What Sanders didn't account for was a dearth of Power Five-worthy offensive linemen in the transfer portal. Shedeur frequently ran for his life. Colorado was second-to-last in sacks allowed. The 492 yards given up on sacks were the most nationally since at least 2008.

"People always knew that Sean would land on his feet," said Babers, now the Arizona offensive coordinator. "He's a very loyal person who is an independent thinker."

That offense will entertain, which is key when schools like SDSU can legitimately sell chasing a berth in the expanded College Football Playoff.

"We just tried to keep our chin to our chest the best we could and continue to get better," Lewis said. "Just try to put the tunnel vision on as ball coaches do and kind of live in our bubble."

In the end, ball don't lie. Lewis averaged 32.1 points overall as the play caller; Shurmur averaged 20.3. Colorado finished last in the Big 12 in 2024 recruiting cycle (119th overall), per the 247Sports' composite team rankings. The site lists no Colorado commits for the 2025 class.

Shortly before Lewis' name surfaced at San Diego State, 2025 Colorado quarterback recruit Danny O'Neil told the Indianapolis Star he decommitted citing "instability across the board" at CU.  O'Neil committed to San Diego State in December.

Babers saw something in a really young coach when he hired Lewis, then 25, at Eastern Illinois in 2012. Lewis was the wide receivers coach, but Babers gives him credit for helping refine a quarterback named Jimmy Garoppolo.

Lewis may not have known a lot at that point, but he could rebound.

"He was tall," Babers recalled. "He was a decent basketball pick up on the noon team [among coaches]. He was in a run-dominant program [at Wisconsin], and yet, now you've got him out here doing wide open no-huddle cutting edge offensive stuff. Just shows you how you can be green and grow and not red and rotten and keep getting better at your craft."

How hard can the SDSU job be?
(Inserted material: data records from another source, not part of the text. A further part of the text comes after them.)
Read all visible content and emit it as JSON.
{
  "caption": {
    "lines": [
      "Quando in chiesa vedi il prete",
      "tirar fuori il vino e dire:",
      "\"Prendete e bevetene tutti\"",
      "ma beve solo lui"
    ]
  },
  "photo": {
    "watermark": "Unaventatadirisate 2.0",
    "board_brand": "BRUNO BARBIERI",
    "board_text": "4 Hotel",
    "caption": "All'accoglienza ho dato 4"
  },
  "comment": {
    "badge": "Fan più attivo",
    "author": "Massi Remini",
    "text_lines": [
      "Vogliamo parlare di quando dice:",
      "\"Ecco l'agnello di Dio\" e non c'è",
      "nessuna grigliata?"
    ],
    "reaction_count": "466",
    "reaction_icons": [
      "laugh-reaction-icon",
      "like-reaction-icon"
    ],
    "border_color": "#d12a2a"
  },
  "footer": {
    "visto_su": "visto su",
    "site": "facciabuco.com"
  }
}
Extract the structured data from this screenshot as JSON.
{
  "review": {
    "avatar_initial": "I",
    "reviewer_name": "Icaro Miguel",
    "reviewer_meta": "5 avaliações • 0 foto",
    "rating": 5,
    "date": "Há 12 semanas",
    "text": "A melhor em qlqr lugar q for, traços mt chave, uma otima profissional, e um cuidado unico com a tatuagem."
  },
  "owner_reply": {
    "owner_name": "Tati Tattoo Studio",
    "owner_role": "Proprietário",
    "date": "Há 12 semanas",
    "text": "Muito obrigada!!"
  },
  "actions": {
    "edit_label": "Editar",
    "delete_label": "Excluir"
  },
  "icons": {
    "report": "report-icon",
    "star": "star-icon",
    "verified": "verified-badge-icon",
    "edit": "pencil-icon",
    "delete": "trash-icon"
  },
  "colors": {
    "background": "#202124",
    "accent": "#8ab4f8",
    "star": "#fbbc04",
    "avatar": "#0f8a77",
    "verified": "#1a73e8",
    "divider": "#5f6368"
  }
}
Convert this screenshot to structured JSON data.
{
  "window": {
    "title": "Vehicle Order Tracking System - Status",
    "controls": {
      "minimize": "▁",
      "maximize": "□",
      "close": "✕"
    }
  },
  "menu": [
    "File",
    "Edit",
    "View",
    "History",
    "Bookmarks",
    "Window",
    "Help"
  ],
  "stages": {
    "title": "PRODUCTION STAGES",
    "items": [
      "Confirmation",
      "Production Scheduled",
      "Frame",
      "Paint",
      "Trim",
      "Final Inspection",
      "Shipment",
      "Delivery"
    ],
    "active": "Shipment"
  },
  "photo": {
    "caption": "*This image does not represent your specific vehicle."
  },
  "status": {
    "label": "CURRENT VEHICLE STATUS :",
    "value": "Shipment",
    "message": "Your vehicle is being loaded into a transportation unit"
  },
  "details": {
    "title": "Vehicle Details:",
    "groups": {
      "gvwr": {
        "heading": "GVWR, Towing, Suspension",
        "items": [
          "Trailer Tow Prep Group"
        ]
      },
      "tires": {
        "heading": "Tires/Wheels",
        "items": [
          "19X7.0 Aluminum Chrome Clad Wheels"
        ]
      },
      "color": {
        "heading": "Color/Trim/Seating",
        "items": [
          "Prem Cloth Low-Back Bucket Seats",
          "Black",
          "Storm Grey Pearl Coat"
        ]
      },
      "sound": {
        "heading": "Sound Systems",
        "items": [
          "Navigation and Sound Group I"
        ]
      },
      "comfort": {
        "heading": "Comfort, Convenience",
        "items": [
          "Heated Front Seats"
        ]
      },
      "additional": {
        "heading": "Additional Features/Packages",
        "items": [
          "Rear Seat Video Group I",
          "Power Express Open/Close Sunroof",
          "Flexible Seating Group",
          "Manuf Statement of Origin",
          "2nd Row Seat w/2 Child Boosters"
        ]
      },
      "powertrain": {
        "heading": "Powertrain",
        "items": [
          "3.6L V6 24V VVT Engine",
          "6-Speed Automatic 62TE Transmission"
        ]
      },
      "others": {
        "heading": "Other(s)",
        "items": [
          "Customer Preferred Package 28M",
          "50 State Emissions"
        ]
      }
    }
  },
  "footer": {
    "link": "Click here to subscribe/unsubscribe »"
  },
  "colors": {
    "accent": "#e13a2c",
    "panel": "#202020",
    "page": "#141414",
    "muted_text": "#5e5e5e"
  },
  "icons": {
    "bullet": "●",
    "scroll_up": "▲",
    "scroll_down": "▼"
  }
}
Lewis' Kent State record has to be viewed through a different lens. To balance the budget, Lewis had to play the equivalent of a regular season (12 games) against Power Five giants in the nonconference slate. The Flashes went 0-12 in those games, getting outscored by an average of almost four touchdowns per game.

Lewis was recently asked at a speaking engagement about this year's schedule that includes Oregon State, Washington State and California. His last year at Kent State included games at Washington, at Oklahoma and at Georgia.

"I'm feeling pretty good about things right now," Wicker recalled his coach saying.